Rede — O saque do Museu Arqueológico de Bagdá representa uma perda irreparável. Trata-se do maior acervo de peças da antiga civilização mesopotâmica que existe. Ainda é muito cedo para avaliar os danos, mas eles parecem consideráveis. Algumas fontes falam de mais de cem mil peças roubadas ou destruídas. Parece que dentre elas estava uma lira suméria ornada com uma excepcional cabeça de touro, em ouro e lápis-lazúli. Ela provinha das tumbas reais da cidade de Ur e pode ser vista em qualquer livro de história da arte antiga. Se a perda se confirmar, seria uma catástrofe. Mas não são apenas as grandes obras de arte que contam. Cada objeto no museu, por mais simples, é uma fonte preciosa de informações para o estudo das sociedades antigas. O pior é que o Museu de Bagdá é um grande depósito de objetos e textos cuneiformes que foram escavados recentemente ou apreendidos pela Justiça e nem sequer foram publicados.
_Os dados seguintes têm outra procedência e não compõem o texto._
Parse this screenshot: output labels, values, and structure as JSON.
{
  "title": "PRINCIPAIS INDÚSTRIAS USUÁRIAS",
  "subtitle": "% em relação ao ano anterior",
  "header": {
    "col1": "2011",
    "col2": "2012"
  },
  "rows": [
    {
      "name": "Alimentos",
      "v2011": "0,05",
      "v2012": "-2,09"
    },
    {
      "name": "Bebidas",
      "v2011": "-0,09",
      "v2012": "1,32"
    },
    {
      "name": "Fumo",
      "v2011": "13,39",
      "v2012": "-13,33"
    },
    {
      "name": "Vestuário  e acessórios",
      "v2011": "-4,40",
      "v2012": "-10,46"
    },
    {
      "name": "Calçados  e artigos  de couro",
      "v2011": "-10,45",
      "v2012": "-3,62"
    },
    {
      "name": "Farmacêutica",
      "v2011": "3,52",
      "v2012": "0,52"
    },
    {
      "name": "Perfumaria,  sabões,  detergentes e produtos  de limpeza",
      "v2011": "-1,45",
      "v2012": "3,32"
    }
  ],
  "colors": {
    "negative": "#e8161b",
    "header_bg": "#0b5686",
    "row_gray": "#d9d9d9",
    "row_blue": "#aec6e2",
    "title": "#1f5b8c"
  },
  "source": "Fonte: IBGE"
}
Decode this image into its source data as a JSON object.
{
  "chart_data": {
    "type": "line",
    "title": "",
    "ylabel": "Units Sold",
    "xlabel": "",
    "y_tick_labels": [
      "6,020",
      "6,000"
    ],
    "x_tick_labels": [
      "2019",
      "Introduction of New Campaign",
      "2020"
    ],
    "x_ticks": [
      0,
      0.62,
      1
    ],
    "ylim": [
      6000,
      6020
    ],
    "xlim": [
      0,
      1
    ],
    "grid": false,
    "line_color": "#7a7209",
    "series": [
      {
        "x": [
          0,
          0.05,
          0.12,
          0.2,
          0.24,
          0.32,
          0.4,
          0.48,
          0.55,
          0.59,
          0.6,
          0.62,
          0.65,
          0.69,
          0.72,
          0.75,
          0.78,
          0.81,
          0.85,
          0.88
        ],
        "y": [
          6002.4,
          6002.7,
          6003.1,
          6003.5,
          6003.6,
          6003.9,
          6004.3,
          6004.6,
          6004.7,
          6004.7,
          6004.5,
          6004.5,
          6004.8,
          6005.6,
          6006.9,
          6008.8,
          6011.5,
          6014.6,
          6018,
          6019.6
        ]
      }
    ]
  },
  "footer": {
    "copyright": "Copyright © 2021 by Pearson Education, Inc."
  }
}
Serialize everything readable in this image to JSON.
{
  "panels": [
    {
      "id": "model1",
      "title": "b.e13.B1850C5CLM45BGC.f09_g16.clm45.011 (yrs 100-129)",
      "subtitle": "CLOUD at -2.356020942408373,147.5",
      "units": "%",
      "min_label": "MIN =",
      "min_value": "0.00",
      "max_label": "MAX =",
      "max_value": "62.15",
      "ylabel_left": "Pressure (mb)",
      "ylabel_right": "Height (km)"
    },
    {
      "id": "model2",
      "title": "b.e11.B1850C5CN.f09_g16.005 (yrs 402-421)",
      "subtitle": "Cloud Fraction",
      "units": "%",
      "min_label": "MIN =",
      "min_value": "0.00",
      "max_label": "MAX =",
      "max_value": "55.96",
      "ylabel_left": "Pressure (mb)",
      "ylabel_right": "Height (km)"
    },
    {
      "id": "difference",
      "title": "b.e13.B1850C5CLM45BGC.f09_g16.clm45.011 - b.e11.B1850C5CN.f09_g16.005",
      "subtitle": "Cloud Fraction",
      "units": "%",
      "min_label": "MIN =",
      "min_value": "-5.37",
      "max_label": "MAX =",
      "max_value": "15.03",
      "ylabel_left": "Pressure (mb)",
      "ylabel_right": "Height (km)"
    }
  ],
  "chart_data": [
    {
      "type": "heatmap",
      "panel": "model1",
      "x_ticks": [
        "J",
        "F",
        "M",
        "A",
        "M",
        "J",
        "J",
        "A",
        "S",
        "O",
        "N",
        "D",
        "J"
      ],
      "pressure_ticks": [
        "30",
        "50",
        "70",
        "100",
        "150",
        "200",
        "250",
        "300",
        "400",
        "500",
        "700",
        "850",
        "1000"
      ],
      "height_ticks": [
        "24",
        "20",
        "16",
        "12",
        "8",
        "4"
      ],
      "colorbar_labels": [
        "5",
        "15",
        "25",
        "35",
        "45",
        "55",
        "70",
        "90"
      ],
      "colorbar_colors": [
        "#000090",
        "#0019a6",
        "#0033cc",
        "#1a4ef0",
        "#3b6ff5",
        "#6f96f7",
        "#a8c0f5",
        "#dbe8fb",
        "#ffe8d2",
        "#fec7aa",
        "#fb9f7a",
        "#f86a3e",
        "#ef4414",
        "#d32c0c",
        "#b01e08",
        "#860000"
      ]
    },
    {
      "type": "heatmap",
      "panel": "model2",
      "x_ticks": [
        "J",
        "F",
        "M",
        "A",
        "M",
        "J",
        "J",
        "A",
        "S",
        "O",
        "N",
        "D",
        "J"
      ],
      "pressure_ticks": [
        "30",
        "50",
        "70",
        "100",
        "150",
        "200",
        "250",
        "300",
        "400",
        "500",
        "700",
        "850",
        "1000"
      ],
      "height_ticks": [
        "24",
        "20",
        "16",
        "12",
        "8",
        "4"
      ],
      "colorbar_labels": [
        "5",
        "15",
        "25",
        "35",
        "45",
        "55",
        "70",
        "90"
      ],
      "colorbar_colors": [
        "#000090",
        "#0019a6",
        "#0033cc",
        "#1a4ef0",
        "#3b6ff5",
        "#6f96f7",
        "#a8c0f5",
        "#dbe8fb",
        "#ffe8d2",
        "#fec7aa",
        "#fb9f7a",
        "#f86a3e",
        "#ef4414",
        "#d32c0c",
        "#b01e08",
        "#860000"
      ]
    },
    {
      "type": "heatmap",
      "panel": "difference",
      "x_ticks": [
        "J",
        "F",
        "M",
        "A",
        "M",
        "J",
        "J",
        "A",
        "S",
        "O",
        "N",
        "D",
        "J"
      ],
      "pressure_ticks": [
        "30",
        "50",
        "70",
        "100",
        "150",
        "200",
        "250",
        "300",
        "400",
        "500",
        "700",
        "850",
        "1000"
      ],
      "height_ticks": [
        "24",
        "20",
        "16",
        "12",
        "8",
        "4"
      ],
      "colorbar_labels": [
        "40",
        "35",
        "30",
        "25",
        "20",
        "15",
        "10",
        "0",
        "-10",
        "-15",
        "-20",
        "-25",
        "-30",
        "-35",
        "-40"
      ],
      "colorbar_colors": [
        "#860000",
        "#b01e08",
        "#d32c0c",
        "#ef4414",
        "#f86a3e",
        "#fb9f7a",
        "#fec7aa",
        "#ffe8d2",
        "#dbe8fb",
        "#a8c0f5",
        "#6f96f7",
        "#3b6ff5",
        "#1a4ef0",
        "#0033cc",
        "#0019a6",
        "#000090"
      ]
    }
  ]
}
Toda essa informação estaria perdida para sempre.

JUSP — Do ponto de vista histórico e cultural, por que o Iraque tem tanta importância?

Rede — O território do Iraque corresponde, grosso modo, ao que foi a antiga Mesopotâmia, terra entre os rios Tigre e Eufrates em que se desenvolveram as culturas suméria, assíria e babilônica, dentre outras. É o que podemos chamar efetivamente de “berço da civilização”. Muitos dos processos matriciais da passagem das sociedades pré-históricas para as sociedades complexas ocorreram pela primeira vez nessa região: as primeiras tentativas de domesticação dos animais, de realização da agricultura, as primeiras cidades da história. Até onde sabemos, a primeira vez que o homem registrou um sistema de escrita, isso ocorreu em Uruk, um dos primeiros centros urbanos do sul da Mesopotâmia. Isso significa que o que resta hoje no território iraquiano, na forma de milhares de sítios arqueológicos, é um material insubstituível no estudo de alguns dos mais relefantes processos de transformação na história da humanidade.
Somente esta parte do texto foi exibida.